High-fidelity simulations of multi-component pressurised metered-dose inhaler sprays

Accurate predictions of drug delivery from pressurised-metered dose inhalers (pMDI) require a detailed understanding of the formulation’s state when it leaves the nozzle. This is difficult to experimentally determine, but is important as it sets the initial conditions for the formation of inhaled droplets and particles. The aim of this study is to develop an improved computational model to predict the initial state of the droplets produced by pMDIs. The flow inside a pMDI is complex and unsteady. Most existing models ignore the unsteady turbulent flow inside the device and the effects of the internal geometry.

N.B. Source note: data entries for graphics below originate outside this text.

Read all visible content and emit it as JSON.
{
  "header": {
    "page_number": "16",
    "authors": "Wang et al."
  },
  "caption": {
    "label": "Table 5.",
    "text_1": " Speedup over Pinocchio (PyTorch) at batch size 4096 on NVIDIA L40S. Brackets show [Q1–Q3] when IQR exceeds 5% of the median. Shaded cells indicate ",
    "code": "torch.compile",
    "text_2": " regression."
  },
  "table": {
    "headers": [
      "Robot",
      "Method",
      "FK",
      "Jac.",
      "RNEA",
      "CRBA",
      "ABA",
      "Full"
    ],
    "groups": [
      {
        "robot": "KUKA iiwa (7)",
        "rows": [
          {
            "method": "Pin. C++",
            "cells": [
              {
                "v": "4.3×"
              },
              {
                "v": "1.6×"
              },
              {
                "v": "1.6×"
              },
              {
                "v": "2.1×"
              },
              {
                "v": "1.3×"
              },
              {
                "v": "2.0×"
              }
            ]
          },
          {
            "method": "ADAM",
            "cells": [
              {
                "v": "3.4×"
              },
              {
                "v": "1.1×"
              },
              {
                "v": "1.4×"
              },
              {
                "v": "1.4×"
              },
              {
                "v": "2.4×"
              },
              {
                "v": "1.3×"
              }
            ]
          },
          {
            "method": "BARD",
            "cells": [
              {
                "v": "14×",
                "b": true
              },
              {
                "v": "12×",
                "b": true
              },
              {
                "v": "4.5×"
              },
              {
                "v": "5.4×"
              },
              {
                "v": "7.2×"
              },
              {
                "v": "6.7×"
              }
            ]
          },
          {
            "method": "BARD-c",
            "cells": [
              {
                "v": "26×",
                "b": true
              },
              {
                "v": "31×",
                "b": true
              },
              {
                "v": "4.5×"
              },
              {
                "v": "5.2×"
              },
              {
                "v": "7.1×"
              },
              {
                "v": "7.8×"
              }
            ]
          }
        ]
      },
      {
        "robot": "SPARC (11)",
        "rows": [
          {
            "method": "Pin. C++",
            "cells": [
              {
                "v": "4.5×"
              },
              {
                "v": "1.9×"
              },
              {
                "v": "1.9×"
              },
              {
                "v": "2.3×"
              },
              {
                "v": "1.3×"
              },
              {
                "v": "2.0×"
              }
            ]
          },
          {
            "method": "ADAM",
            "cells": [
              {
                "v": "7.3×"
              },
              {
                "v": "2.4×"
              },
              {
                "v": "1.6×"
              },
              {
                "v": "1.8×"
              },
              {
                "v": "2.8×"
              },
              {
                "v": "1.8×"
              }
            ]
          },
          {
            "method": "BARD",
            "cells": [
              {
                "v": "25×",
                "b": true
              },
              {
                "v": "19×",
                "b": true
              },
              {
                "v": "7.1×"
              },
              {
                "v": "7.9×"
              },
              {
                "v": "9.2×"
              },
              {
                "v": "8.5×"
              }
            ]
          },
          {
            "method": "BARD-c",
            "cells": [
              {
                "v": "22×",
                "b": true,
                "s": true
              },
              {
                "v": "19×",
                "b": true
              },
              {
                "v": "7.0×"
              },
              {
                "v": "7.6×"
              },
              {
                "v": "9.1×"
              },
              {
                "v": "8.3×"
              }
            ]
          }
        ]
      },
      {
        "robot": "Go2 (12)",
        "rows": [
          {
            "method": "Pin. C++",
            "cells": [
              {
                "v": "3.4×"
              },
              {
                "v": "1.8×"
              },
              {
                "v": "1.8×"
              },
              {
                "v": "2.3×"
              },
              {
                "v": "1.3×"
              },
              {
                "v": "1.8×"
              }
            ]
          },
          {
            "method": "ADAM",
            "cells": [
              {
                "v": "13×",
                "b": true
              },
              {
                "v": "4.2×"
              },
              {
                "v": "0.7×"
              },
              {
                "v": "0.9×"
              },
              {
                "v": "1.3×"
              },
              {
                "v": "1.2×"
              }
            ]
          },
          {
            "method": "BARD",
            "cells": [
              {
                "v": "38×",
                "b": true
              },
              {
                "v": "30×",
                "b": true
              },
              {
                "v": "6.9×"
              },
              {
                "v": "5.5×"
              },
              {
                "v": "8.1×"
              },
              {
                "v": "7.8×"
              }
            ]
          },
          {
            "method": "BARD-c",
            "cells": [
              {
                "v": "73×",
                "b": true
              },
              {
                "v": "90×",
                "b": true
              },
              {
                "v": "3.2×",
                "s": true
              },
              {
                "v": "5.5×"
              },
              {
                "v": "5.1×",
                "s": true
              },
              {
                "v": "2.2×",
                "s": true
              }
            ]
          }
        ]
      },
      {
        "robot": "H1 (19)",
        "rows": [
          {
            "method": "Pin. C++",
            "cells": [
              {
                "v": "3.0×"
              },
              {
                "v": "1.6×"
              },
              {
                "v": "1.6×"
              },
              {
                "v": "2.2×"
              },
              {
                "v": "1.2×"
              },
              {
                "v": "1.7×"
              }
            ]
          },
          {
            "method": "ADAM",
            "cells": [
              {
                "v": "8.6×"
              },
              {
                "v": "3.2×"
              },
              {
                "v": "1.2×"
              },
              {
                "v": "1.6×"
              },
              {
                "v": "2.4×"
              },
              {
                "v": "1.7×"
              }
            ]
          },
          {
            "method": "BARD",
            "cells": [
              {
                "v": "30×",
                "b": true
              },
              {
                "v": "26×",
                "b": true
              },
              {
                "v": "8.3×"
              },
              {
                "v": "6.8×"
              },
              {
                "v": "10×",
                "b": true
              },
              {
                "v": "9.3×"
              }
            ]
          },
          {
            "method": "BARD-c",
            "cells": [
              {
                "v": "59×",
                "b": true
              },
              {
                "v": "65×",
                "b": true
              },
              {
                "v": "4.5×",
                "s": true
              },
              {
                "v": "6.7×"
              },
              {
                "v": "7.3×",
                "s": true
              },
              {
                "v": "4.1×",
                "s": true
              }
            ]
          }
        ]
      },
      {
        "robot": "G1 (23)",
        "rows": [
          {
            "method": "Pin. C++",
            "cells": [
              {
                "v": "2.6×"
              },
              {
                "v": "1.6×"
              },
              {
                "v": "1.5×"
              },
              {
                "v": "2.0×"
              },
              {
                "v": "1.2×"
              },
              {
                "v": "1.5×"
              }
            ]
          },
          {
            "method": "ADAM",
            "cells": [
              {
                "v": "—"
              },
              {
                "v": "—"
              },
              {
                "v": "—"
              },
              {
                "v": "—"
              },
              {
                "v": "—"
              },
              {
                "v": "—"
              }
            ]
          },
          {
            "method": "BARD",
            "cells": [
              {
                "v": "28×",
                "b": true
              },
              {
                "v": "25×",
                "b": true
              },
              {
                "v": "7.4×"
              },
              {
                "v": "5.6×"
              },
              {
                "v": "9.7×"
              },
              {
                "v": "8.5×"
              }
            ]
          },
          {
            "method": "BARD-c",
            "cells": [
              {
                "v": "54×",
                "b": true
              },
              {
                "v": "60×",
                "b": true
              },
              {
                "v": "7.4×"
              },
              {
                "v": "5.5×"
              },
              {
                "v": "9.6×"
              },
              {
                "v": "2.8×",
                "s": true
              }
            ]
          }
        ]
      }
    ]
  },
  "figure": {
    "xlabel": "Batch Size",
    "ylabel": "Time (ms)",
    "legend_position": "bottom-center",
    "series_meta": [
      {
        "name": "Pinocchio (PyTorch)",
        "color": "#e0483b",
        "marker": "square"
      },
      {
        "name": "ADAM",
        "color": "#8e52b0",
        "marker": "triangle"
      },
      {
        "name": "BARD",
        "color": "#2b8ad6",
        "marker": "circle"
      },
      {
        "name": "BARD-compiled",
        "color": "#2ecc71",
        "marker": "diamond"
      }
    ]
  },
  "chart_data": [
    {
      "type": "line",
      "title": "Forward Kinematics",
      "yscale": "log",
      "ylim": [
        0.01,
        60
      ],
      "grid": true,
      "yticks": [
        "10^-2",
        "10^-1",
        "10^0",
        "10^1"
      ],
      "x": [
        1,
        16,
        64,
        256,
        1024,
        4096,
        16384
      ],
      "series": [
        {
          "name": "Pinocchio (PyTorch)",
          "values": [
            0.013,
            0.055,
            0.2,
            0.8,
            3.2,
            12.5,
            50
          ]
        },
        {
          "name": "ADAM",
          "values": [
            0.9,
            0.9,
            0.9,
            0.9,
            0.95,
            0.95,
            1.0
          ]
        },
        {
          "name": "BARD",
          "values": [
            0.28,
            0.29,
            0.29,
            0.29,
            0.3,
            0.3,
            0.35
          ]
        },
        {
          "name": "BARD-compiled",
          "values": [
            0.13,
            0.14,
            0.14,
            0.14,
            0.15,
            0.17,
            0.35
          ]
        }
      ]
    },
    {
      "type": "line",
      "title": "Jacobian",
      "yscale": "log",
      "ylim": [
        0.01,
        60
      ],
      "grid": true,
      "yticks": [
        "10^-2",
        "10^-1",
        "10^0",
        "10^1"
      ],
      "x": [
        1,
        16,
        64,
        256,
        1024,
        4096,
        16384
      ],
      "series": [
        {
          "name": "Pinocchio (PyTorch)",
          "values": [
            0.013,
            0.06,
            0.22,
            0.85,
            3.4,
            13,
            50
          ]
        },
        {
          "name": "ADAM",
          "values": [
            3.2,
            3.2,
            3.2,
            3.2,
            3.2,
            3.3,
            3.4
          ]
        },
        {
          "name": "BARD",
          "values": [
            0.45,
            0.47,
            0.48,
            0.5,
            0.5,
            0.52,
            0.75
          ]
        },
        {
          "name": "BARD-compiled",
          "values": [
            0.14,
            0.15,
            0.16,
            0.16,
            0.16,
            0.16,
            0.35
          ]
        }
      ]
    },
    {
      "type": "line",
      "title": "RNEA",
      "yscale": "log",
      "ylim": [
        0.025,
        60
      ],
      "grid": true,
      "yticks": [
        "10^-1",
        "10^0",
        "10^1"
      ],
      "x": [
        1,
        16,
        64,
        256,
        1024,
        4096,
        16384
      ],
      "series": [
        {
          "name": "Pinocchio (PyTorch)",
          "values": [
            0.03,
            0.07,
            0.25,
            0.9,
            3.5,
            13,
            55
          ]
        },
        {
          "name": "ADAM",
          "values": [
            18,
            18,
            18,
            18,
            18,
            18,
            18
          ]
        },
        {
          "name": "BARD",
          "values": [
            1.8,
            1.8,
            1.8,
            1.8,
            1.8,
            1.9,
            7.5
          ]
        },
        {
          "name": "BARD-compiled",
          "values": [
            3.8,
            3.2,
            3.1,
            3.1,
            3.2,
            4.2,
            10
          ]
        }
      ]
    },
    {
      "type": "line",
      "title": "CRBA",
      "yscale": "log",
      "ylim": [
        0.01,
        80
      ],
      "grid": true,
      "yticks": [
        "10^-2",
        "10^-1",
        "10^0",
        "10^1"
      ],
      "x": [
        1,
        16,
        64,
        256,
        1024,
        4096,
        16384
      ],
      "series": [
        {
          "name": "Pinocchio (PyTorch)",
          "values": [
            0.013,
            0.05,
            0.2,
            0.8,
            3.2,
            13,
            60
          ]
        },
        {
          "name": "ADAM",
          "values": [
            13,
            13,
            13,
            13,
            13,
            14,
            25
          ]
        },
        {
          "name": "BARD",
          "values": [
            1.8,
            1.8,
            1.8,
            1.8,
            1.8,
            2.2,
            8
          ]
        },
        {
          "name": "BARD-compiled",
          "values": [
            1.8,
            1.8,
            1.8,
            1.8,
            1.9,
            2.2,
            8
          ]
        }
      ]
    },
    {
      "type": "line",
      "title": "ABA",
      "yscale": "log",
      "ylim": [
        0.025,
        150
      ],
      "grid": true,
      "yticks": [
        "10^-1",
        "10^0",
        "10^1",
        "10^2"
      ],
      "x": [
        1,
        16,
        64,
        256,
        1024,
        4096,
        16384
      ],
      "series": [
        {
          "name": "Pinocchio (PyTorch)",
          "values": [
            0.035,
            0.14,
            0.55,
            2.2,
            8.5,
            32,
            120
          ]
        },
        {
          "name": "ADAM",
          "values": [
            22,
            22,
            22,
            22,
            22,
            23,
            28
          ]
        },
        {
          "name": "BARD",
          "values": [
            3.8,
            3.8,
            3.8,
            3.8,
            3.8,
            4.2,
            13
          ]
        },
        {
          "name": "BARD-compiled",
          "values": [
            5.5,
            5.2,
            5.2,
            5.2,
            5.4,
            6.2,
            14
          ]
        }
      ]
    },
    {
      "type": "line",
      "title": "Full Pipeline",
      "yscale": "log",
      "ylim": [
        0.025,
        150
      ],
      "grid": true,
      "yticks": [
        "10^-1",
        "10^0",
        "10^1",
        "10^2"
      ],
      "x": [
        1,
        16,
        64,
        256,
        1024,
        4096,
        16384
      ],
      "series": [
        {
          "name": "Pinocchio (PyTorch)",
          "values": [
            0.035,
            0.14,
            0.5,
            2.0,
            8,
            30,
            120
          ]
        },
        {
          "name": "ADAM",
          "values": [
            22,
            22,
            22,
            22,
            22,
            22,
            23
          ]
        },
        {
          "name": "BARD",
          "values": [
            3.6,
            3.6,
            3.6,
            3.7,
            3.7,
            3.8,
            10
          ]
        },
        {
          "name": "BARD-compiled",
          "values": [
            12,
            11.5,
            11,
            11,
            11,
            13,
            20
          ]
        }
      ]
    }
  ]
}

Most models also assume that the propellant state is at thermodynamic equilibrium or in a fixed state, while in reality an intermediate state is likely. We present a novel computational framework for multicomponent pMDI formulations that simultaneously addresses all these phenomena. A homogeneous relaxation model allows the formulation to relax toward thermodynamic equilibrium over an empirically determined time scale. Our model assumes that the liquid and vapour are well mixed within each computational cell, and a population balance model is used to simulate droplet formation. Interaction of the formulation with the ambient air is also considered. Results for placebo P-134a and P-134a-ethanol solutions are shown and compared favourably with optical, X-ray and Malvern measurements of sprays from a conventional Bespak actuator. The model allows us to determine droplet properties (initial D32, temperature and density) and predict the likelihood of water adsorption into the primary droplets due to entrainment of the warmer, humid ambient air.